Le maire Lapointe souhaite une consigne sur le verre

Par danielgrenier
Le maire Lapointe souhaite une consigne sur le verre
Le maire Denis Lapointe

À l’instar de ses collègues maires, Denis Lapointe souhaite ardemment que le gouvernement québécois impose la consigne sur les bouteilles de vin et spiritueux de la Société des alcools du Québec (SAQ).

Lors des récentes assises de l’Union des municipalités du Québec (UMQ) tenues à Montréal, le maire campivallensien qui agit également à titre de président de la Commission de l’environnement de l’UMQ, a convaincu tous les membres de l’Union d’adopter à l’unanimité une résolution en faveur de la consigne des bouteilles en provenance de la SAQ.

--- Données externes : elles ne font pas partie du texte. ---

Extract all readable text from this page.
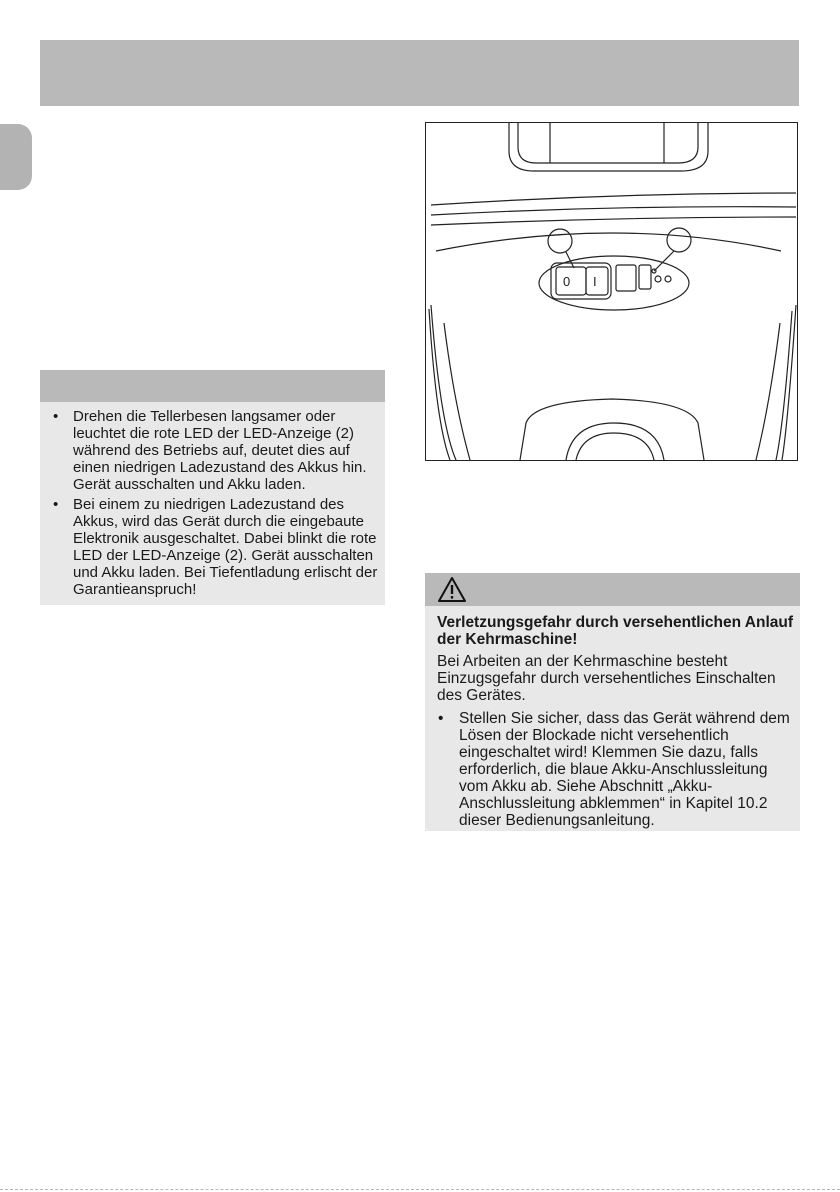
• Drehen die Tellerbesen langsamer oder leuchtet die rote LED der LED-Anzeige (2) während des Betriebs auf, deutet dies auf einen niedrigen Ladezustand des Akkus hin. Gerät ausschalten und Akku laden.
• Bei einem zu niedrigen Ladezustand des Akkus, wird das Gerät durch die eingebaute Elektronik ausgeschaltet. Dabei blinkt die rote LED der LED-Anzeige (2). Gerät ausschalten und Akku laden. Bei Tiefentladung erlischt der Garantieanspruch!
0 I

Verletzungsgefahr durch versehentlichen Anlauf der Kehrmaschine!

Bei Arbeiten an der Kehrmaschine besteht Einzugsgefahr durch versehentliches Einschalten des Gerätes.

• Stellen Sie sicher, dass das Gerät während dem Lösen der Blockade nicht versehentlich eingeschaltet wird! Klemmen Sie dazu, falls erforderlich, die blaue Akku-Anschlussleitung vom Akku ab. Siehe Abschnitt „Akku-Anschlussleitung abklemmen“ in Kapitel 10.2 dieser Bedienungsanleitung.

M. Lapointe a mentionné que cette façon de faire favoriserait la récupération du verre tout en permettant des économies substantielles. Actuellement, cette matière coûte très chère aux municipalités. Selon le Centre de recherche industriel du Québec, les coûts annuels sont évalués à 5,4 millions $.

Il faut dire que le ministre du Développement durable et de l’Environnement, David Heurtel, a annoncé le 24 avril dernier qu’il voulait introduire la consigne sur les bouteilles vendues à la SAQ mais son projet est toujours en attente et aucun développement n’est survenu depuis ce temps. D’après les dirigeants de la SAQ, il en coûterait 250 millions $ pour implanter la consigne mais ce montant est contesté par plusieurs intervenants du milieu.

Au Canada, seules les provinces de Québec et du Manitoba n’ont pas de consigne sur les bouteilles de vin et spiritueux.

Compensation à revoir

Par ailleurs, l’UMQ demande au gouvernement Couillard de revoir le régime de compensation. La SAQ verse 11 millions $ par année à Éco Entreprise Québec qui a la responsabilité de redistribuer la somme aux municipalités.

Le maire de Salaberry-de-Valleyfield juge ce montant nettement insuffisant. «Nous avons reçu 626 676 $ en compensation alors que ça nous a coûté 1,3 million $», a-t-il déclaré tout en ajoutant que le processus de recyclage doit être financé à 100 % par les producteurs. «Le travail qu’on fait pour l’industrie doit être récompensé. Un geste politique doit être posé à cet effet», soutient M. Lapointe.

Le premier magistrat verrait bien un emplacement comme le nouvel Écocentre de Salaberry-de-Valleyfield (situé sur le boulevard Mgr Langlois), qui pourrait être désigné comme étant un endroit où les citoyens pourraient aller porter leurs bouteilles de vins et spiritueux, en échange de la consigne.

En Ontario, les gens doivent aller porter leurs bouteilles consignées de vins et spiritueux dans les Beer Store. Il va sans dire que plusieurs résidants de la région de Valleyfield ou de Soulanges se rendent à Cornwall ou Hawkesbury pour échanger leurs bouteilles contre une consigne.